JUNE 16-22, 2008

1. CONGRESS REVISES MERIDA INITIATIVE
2. PEMEX PAID 93% OF INCOME IN TAXES
3. CALDERON FREEZES PRICES ON 24 PROCESSED FOODS


1. CONGRESS REVISES MERIDA INITIATIVE
Political parties across the Mexican spectrum hailed a new version of the Merida Initiative, passed this week in the US Congress, which removes some oversight provisions included in the Senate version.  The US$465 million military aid bill includes US$400 million for Mexico, with the rest designated for Central America.  The bill includes US$215.5 million in direct military aid, including helicopters, advanced radar and weapons, and US$116.5 million for “military to military cooperation.”  The original Senate version called for withholding funds from army or police units that commit human rights abuses or are involved in narco-trafficking.  The new version calls for a series of periodic “consultations” with Mexican and US officials and non-governmental organizations concerning human rights violations.  The bill also expresses concern for the failed investigations of “police responsible for the violations of human rights, including sexual abuse and sexual violence against women in San Salvador Atenco on May 3 and 4, 2006, and Oaxaca between June and December, 2006.”
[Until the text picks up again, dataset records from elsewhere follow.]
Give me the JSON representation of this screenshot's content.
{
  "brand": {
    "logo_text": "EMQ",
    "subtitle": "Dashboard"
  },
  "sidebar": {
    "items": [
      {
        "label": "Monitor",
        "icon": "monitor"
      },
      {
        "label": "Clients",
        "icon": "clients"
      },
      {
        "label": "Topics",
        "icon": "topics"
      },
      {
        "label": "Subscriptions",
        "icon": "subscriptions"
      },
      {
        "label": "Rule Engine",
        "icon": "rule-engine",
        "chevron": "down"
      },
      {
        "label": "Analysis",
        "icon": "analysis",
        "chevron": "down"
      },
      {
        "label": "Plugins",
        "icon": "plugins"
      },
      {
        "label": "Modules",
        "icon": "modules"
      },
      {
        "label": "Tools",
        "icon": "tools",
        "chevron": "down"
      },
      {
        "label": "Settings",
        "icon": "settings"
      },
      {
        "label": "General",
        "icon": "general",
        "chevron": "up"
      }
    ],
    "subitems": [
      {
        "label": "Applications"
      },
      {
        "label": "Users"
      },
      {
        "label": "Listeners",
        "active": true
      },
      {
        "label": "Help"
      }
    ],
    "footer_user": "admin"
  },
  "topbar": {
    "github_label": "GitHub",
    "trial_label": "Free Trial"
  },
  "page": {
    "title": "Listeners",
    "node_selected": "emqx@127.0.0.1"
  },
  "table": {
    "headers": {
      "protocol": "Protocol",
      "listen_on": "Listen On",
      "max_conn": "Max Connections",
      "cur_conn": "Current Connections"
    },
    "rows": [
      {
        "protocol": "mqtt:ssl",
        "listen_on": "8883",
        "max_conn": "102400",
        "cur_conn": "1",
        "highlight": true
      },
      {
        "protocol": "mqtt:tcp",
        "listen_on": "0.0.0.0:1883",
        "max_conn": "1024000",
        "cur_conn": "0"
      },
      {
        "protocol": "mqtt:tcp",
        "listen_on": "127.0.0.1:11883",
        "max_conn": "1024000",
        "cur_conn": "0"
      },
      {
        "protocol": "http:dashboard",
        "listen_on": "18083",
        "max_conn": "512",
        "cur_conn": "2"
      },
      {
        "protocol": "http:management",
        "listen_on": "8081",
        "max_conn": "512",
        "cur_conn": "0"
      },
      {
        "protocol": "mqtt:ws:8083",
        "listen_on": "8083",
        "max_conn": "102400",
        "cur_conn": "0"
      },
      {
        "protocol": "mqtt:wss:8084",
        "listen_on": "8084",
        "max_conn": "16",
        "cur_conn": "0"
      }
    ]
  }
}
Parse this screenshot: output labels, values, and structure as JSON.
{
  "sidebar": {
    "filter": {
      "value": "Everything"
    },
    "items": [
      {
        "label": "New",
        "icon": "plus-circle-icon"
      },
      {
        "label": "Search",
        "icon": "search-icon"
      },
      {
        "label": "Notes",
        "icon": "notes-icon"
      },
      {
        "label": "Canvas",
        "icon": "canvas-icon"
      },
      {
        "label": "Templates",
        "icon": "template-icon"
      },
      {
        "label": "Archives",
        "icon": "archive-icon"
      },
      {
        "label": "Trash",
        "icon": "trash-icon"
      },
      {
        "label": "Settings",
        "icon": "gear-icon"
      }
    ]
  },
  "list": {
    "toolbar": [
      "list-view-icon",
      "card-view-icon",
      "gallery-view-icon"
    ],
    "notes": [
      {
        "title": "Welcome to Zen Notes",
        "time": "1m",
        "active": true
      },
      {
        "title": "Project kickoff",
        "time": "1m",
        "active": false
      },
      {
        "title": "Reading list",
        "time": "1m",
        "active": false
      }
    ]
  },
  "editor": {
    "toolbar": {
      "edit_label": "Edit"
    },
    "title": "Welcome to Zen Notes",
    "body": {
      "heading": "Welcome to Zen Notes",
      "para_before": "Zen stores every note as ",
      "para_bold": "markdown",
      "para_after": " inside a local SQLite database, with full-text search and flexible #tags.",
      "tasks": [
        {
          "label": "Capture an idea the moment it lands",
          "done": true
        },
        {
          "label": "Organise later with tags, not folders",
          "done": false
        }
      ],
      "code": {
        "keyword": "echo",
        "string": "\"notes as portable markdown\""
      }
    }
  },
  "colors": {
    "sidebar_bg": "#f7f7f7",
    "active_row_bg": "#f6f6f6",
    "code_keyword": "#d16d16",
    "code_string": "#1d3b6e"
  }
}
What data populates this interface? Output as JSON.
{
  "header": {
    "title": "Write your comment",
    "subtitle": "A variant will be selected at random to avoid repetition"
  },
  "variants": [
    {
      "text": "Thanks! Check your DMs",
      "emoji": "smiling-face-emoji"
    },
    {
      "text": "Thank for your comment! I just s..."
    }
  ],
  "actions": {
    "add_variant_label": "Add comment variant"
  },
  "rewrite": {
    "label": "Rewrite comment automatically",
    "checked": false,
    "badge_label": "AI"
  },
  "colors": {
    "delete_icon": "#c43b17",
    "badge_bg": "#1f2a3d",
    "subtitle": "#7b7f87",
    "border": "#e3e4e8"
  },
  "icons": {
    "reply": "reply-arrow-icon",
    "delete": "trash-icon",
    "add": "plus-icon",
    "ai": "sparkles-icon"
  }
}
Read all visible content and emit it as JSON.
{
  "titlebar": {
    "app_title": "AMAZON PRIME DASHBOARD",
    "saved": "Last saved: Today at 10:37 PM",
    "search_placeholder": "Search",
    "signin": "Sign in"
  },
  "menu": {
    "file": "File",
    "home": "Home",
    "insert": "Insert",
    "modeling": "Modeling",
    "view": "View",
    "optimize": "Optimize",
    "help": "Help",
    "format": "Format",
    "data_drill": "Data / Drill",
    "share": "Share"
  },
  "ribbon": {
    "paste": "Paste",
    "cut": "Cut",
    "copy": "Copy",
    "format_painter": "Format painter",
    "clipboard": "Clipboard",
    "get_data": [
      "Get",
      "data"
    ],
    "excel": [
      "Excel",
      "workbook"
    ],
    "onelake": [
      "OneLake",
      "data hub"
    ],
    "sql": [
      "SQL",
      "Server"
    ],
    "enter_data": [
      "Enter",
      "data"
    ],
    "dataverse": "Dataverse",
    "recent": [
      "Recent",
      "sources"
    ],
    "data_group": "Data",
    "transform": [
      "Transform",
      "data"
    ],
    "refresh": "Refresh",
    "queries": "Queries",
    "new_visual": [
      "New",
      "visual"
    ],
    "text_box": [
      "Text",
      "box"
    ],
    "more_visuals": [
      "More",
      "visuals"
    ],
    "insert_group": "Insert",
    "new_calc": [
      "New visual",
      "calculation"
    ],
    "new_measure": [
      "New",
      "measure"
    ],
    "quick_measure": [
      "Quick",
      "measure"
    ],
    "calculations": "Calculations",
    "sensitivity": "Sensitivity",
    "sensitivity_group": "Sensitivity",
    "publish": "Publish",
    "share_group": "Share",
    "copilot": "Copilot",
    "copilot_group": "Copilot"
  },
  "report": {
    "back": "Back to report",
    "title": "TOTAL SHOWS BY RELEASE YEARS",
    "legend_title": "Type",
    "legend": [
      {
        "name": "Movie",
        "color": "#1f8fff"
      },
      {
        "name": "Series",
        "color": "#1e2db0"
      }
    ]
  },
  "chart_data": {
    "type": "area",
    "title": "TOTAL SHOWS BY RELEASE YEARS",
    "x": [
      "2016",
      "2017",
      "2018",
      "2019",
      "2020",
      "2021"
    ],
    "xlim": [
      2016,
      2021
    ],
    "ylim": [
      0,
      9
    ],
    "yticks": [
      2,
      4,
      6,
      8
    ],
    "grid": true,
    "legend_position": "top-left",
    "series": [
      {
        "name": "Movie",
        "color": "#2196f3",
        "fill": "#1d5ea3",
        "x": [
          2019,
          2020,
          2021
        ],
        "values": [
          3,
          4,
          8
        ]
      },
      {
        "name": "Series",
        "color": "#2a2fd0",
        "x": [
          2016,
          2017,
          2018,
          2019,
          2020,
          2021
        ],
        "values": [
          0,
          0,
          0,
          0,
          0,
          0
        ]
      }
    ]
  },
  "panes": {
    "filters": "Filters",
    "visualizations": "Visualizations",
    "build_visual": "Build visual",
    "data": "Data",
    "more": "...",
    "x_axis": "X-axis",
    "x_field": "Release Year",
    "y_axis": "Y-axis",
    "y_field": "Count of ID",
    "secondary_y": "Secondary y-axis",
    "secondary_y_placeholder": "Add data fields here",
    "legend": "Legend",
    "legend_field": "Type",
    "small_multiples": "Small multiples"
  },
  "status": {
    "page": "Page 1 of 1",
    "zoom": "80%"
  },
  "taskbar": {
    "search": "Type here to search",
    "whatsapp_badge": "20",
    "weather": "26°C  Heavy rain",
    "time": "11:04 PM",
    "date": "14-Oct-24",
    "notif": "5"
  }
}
Human Rights Watch supports the new bill, claiming consultations will reveal human rights abuses committed by army and police units involved in narcotics operations.  The bill includes US$20 million for “construction of institutions and assistance for civil society,” including US$3 million in “assistance for non-governmental organizations and civil society,” perhaps accounting for comments by Jose Vivanco, Executive Director of the Americas Division of Human Rights Watch, who claimed the US Congress “has a long tradition of not providing assistance to security forces that commit human rights violations.”  The House approved the legislation by a 268-155 vote as part of the military spending bill for the war in Iraq.


2. PEMEX PAID 93% OF INCOME IN TAXES
Pemex paid 93% of its income to the federal government in taxes during the first trimester of 2008, compared with 69% the previous year, according to the Treasury Secretary.  Pemex paid US$32 billion into the federal treasury during the first four months of 2008, compared to US$17 billion a year earlier.  The de-capitalization of PEMEX is part of the Calderon administration’s strategy to privatize the petroleum monopoly, arguing that PEMEX is unable to modernize infrastructure and invest in new development and processing plants.  In recent years, PEMEX has provided about 40% of the federal budget, but the recent dramatic increases indicate that PEMEX may be providing as much as 70% of the budget.  Federal officials are unwilling to explain how the windfall is being spent.


3. CALDERON FREEZES PRICES ON 24 PROCESSED FOODS
In the face of rapidly rising food prices worldwide, the Calderon administration froze retail prices on 24 processed items through the end of 2008.  Included in the list are premium tuna, sardines, preserved peaches, three kinds of spaghetti sauce, strawberry jam, flan, canned beans, selected fruit drinks, instant coffee, catsup, prepared jello, shrimp soup, dehydrated parsley, garlic salt, and two kinds of pepper.  Not included in the list are tortillas, cooking oil, corn, rice, sugar, powdered milk, wheat flour, bread, meat, eggs, cheese or vegetables.  The Confederacion de Camaras Industriales (Concamin), a leading business organization, approved the measure.